We were entering the door-slamming phase of the evening when the buzzer sounded.
In my boxer shorts, I answered the intercom.
“Chicago Police!”
Still in my boxer shorts, I descended the stairs and answered the door, apologetic—feeling like such a heel for inconveniencing these guys with our stupidity, and knowing that domestic calls are often the ones that get cops injured and killed.
I assured them that in this case the only injury was to a steak burrito. They weren’t taking my word for it. “We’re going to need to see the missus.” I had a feeling that wasn’t going to go well, and sure enough, when they got to the top of the stairs, my wife was using our kitchen island like Mussolini used a balcony. Her first question concerned what (in the fuck) the cops were doing there. And before they could answer, she asked a more philosophical follow-up: “Can’t anybody have a fucking fight anymore?”
There was no third question, as the officers both looked at me with the precise combination of pity and contempt I knew I deserved, and told us to take it easy as they retreated back down the stairs, me apologizing after them abjectly.
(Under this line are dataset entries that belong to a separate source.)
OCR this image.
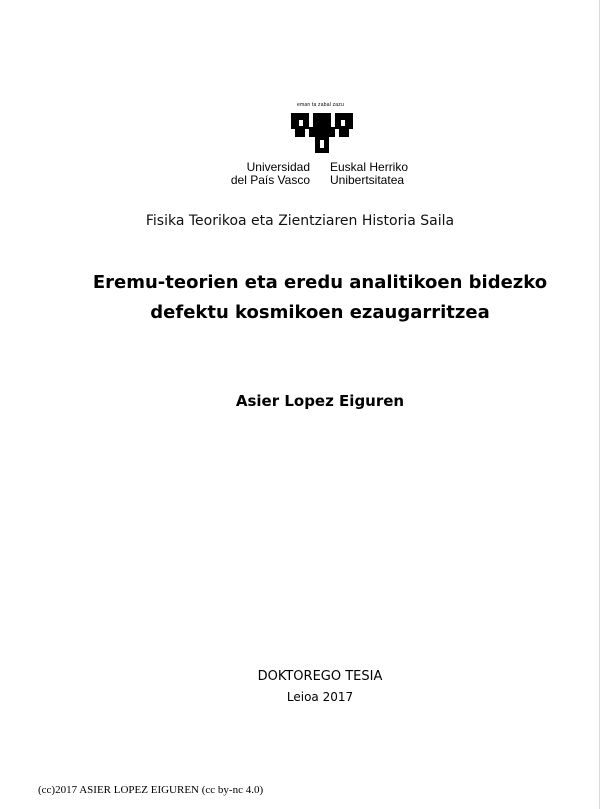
eman ta zabal zazu
Universidad
del País Vasco
Euskal Herriko
Unibertsitatea
Fisika Teorikoa eta Zientziaren Historia Saila
Eremu-teorien eta eredu analitikoen bidezko
defektu kosmikoen ezaugarritzea
Asier Lopez Eiguren
DOKTOREGO TESIA
Leioa 2017
(cc)2017 ASIER LOPEZ EIGUREN (cc by-nc 4.0)
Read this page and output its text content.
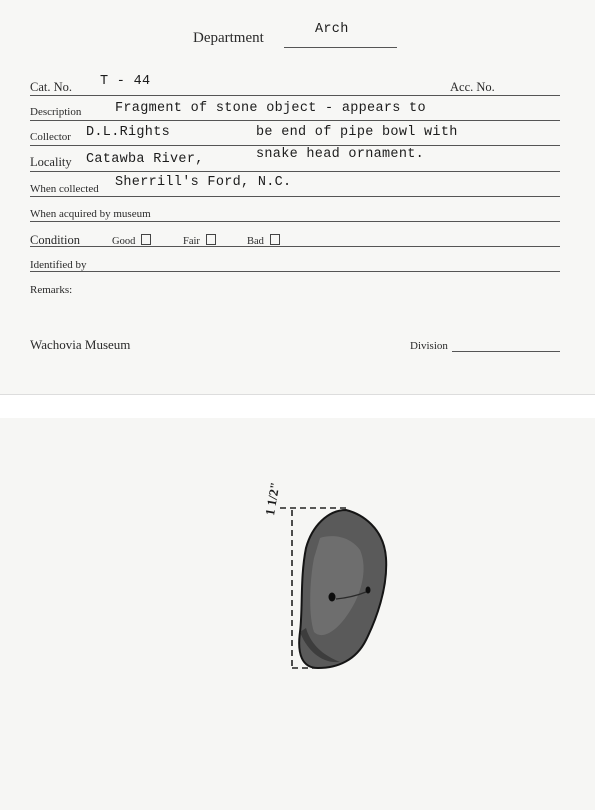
Department
Arch
Cat. No. T - 44	Acc. No.
Description Fragment of stone object - appears to
Collector D.L.Rights	be end of pipe bowl with
Locality Catawba River,	snake head ornament.
When collected Sherrill's Ford, N.C.
When acquired by museum
Condition	Good	Fair	Bad
Identified by
Remarks:
Wachovia Museum	Division
1 1/2"
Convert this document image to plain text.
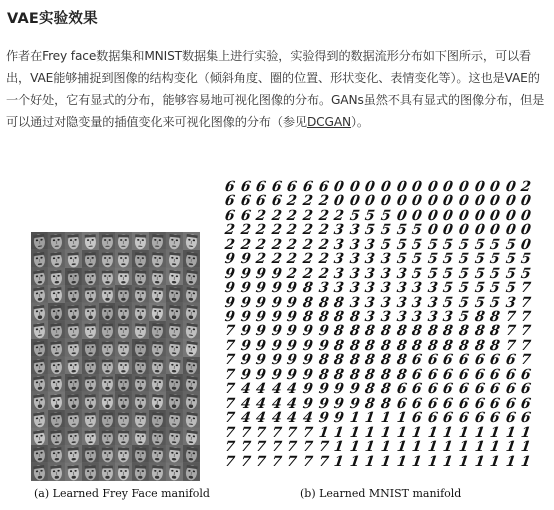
VAE实验效果
作者在Frey face数据集和MNIST数据集上进行实验，实验得到的数据流形分布如下图所示，可以看出，VAE能够捕捉到图像的结构变化（倾斜角度、圈的位置、形状变化、表情变化等）。这也是VAE的一个好处，它有显式的分布，能够容易地可视化图像的分布。GANs虽然不具有显式的图像分布，但是可以通过对隐变量的插值变化来可视化图像的分布（参见DCGAN）。
6 6 6 6 6 6 6 0 0 0 0 0 0 0 0 0 0 0 0 2
6 6 6 6 2 2 2 0 0 0 0 0 0 0 0 0 0 0 0 0
6 6 2 2 2 2 2 2 5 5 5 0 0 0 0 0 0 0 0 0
2 2 2 2 2 2 2 3 3 5 5 5 5 0 0 0 0 0 0 0
2 2 2 2 2 2 2 3 3 3 5 5 5 5 5 5 5 5 5 0
9 9 2 2 2 2 2 3 3 3 3 5 5 5 5 5 5 5 5 5
9 9 9 9 2 2 2 3 3 3 3 3 5 5 5 5 5 5 5 5
9 9 9 9 9 8 3 3 3 3 3 3 3 3 5 5 5 5 5 7
9 9 9 9 9 8 8 8 3 3 3 3 3 3 5 5 5 5 3 7
9 9 9 9 9 8 8 8 8 3 3 3 3 3 3 5 8 8 7 7
7 9 9 9 9 9 9 8 8 8 8 8 8 8 8 8 8 8 7 7
7 9 9 9 9 9 9 8 8 8 8 8 8 8 8 8 8 8 7 7
7 9 9 9 9 9 8 8 8 8 8 8 6 6 6 6 6 6 6 7
7 9 9 9 9 9 8 8 8 8 8 8 6 6 6 6 6 6 6 6
7 4 4 4 4 9 9 9 9 8 8 6 6 6 6 6 6 6 6 6
7 4 4 4 4 9 9 9 9 8 8 6 6 6 6 6 6 6 6 6
7 4 4 4 4 4 9 9 1 1 1 1 6 6 6 6 6 6 6 6
7 7 7 7 7 7 1 1 1 1 1 1 1 1 1 1 1 1 1 1
7 7 7 7 7 7 7 1 1 1 1 1 1 1 1 1 1 1 1 1
7 7 7 7 7 7 7 1 1 1 1 1 1 1 1 1 1 1 1 1
(a) Learned Frey Face manifold	(b) Learned MNIST manifold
The next morning, as my wife went sheepishly down the back stairs to work (and I covered my face in the pillow), the neighbor narc called out to her: “Dave reminds me of my ex-husband.” And she added, “He needs to love you for you.”
Or as Johnny Depp and and Amber Herd call it—Wednesday.
A note to them both, and to every other couple who can’t count incidents such as the above on one hand: You’re both supposed to be deeply traumatized and troubled by such savagery between the two of you, even if it’s only verbal. And you should be mutually determined never to let such a thing happen again, no matter what.
(In fact, you should still be embarrassed to cop to it, more than two decades later.)